In March, an unarmed black youth named Malcolm Ferguson was killed during an undercover drug raid four blocks from where Diallo had been gunned down. That same month, public support waned for Giuliani following the shooting of Dorismond, also unarmed, in front of a Manhattan bar. Then Giuliani released Dorismond’s juvenile record and was less than sympathetic in comments about his death. In each case, Giuliani vociferously defended the police, and in some instances he tried to shift the blame to the victims.
Giuliani’s viability as a Senate candidate worried Republican leaders following his April 27 disclosure that he had prostate cancer. His undeclared candidacy took another hit the week before last with his announcement of plans for a legal separation from his wife of 16 years, Donna Hanover, at a news conference that apparently was news to his wife. Hanover retorted with her own bombshell, publicly accusing Giuliani of having had an affair with a former staffer. The mayor denied that, but acknowledged a relationship with a third woman, Judith Nathan. “He showed the same sensitivity to his wife that he showed to Patrick Dorismond’s family,” Sharpton says. “His own insensitivity has come back to haunt him.”

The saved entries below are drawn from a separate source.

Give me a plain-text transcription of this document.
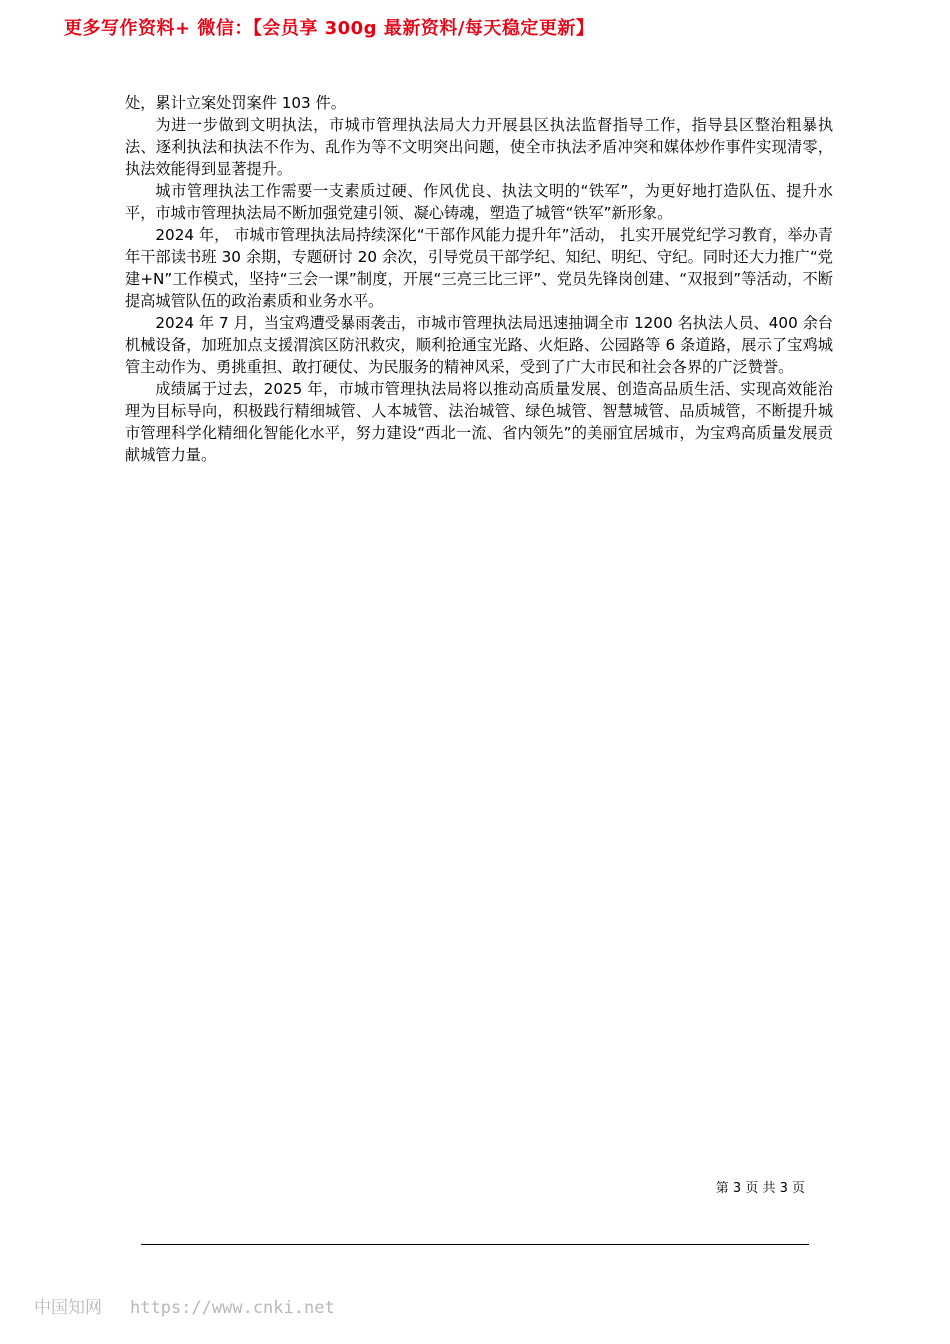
更多写作资料+ 微信：【会员享 300g 最新资料/每天稳定更新】

处，累计立案处罚案件 103 件。

为进一步做到文明执法，市城市管理执法局大力开展县区执法监督指导工作，指导县区整治粗暴执法、逐利执法和执法不作为、乱作为等不文明突出问题，使全市执法矛盾冲突和媒体炒作事件实现清零，执法效能得到显著提升。

城市管理执法工作需要一支素质过硬、作风优良、执法文明的“铁军”，为更好地打造队伍、提升水平，市城市管理执法局不断加强党建引领、凝心铸魂，塑造了城管“铁军”新形象。

2024 年， 市城市管理执法局持续深化“干部作风能力提升年”活动， 扎实开展党纪学习教育，举办青年干部读书班 30 余期，专题研讨 20 余次，引导党员干部学纪、知纪、明纪、守纪。同时还大力推广“党建+N”工作模式，坚持“三会一课”制度，开展“三亮三比三评”、党员先锋岗创建、“双报到”等活动，不断提高城管队伍的政治素质和业务水平。

2024 年 7 月，当宝鸡遭受暴雨袭击，市城市管理执法局迅速抽调全市 1200 名执法人员、400 余台机械设备，加班加点支援渭滨区防汛救灾，顺利抢通宝光路、火炬路、公园路等 6 条道路，展示了宝鸡城管主动作为、勇挑重担、敢打硬仗、为民服务的精神风采，受到了广大市民和社会各界的广泛赞誉。

成绩属于过去，2025 年，市城市管理执法局将以推动高质量发展、创造高品质生活、实现高效能治理为目标导向，积极践行精细城管、人本城管、法治城管、绿色城管、智慧城管、品质城管，不断提升城市管理科学化精细化智能化水平，努力建设“西北一流、省内领先”的美丽宜居城市，为宝鸡高质量发展贡献城管力量。

第 3 页 共 3 页
中国知网 https://www.cnki.net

Blacks, Sharpton adds, are prepared to support Mrs. Clinton overwhelmingly, but such support in the face of perceived insensitivity by her can be easily wiped out by a tide of resentment similar to that which engulfed Giuliani. Mrs. Clinton, he reiterates, must call for federal intervention in policing in New York City. “Giuliani remaining as mayor for another 18 months can hurt African Americans,” he declares. “Not wanting to guarantee federal protection of our community from the NYPD certainly would dim the enthusiasm of all of us to get out and campaign for her.”